CONCLUSIONS AND FUTURE DIRECTIONS

After several years of extensive research it is clearly evident that Ad vectors possess attributes of a suitable vector for anti-cancer therapy. To date numerous modifications have already been made in the original wild-type Ad to meet the diverse anti-cancer therapeutic needs. The ability of replication-incompetant Ad to deliver and overexpress transgenes and that of CRAd to selectively replicate in and lyse tumor cells are attractive attributes of Ad-mediated anti-cancer therapy. To further potentiate the selective oncolysis by Ad vectors, cytotoxic genes such as tumor suppressors, proapoptotic genes, prodrug-converting enzymes, antiangiogenic molecules or immunostimulatory molecules under the control of cancer-specific regulatory elements have been applied. In addition, detargeting and retargeting of Ad vectors by capsid modifications or incorporation of tumor-specific ligands have added to the specificity of oncolytic Ad vectors. These approaches are leading towards novel anticancer therapeutics for clinical applications. Indeed, SFDA approval of Gendicine as well as oncolytic H101 in China has laid the foundation for future development of Ad-based anti-cancer therapy.
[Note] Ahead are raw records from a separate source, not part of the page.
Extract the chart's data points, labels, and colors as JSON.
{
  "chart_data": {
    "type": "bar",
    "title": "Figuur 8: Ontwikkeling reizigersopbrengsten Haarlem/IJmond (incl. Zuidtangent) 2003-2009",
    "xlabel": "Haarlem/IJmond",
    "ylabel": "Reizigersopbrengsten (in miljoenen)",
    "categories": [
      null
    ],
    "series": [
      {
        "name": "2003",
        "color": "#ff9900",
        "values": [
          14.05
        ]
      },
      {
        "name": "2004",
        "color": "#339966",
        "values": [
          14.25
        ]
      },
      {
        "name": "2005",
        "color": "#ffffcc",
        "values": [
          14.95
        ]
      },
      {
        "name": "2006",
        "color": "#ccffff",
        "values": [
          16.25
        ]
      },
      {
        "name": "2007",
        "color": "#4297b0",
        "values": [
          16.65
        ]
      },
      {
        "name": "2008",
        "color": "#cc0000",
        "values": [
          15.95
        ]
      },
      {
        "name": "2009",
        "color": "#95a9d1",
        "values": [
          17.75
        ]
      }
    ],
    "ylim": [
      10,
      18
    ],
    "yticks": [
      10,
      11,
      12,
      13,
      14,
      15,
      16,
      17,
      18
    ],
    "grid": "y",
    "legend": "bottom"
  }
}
Although Ad vector-mediated gene delivery has yielded promising results in a number of cancer models, overall therapeutic success has been below expectation. Limited success of Ad in many anti-cancer therapies may be due to inefficient viral delivery to the tumor site because of vector neutralization by host immune system, increased uptake by the liver or poor infectivity of the tumor cells. Preexisting vector immunity together with vector interactions with blood cells or complement proteins also pose critical obstacles to the systemic delivery of Ad vectors to target disseminated metastases. Several approaches, including the use of alternate Ad serotypes or nonhuman Ad, nanoparticle coating of Ad, and capsid modifications are potential alternatives to overcome such limitations. Cell-based delivery of oncolytic viruses is emerging as a novel alternative delivery approach in which in vitro infected cells hide and carry the oncolytic virus to the cancer tissue [303]. Another hurdle for systemically administered vector is endothelial cell layer, which the vector has to cross to reach the target tissue. Vector modification to allow transcytosis (transport of molecule from one side of cell to the other side) is a potential approach to enable Ad vector transport across the endothelium [304, 305]. Application of novel strategies such as regulation of stability or translation of mRNA for development of CRAds and recently demonstrated feasibility of fibritin-affibody-based approaches to Ad vector targeting provides new opportunities for further improvement in Ad-mediated cancer gene therapy. Overall, the prominent concerns in the application of Ad vectors need to be continually addressed and improvised. A better understanding of the synergistic interaction between the chemotherapy/radiotherapy with Ad vectors should also potentiate clinical application of multimodal cancer therapy. In conclusion, Ad-based cancer gene therapy, either as a single agent or in combinations, offer great promise for cancer treatment.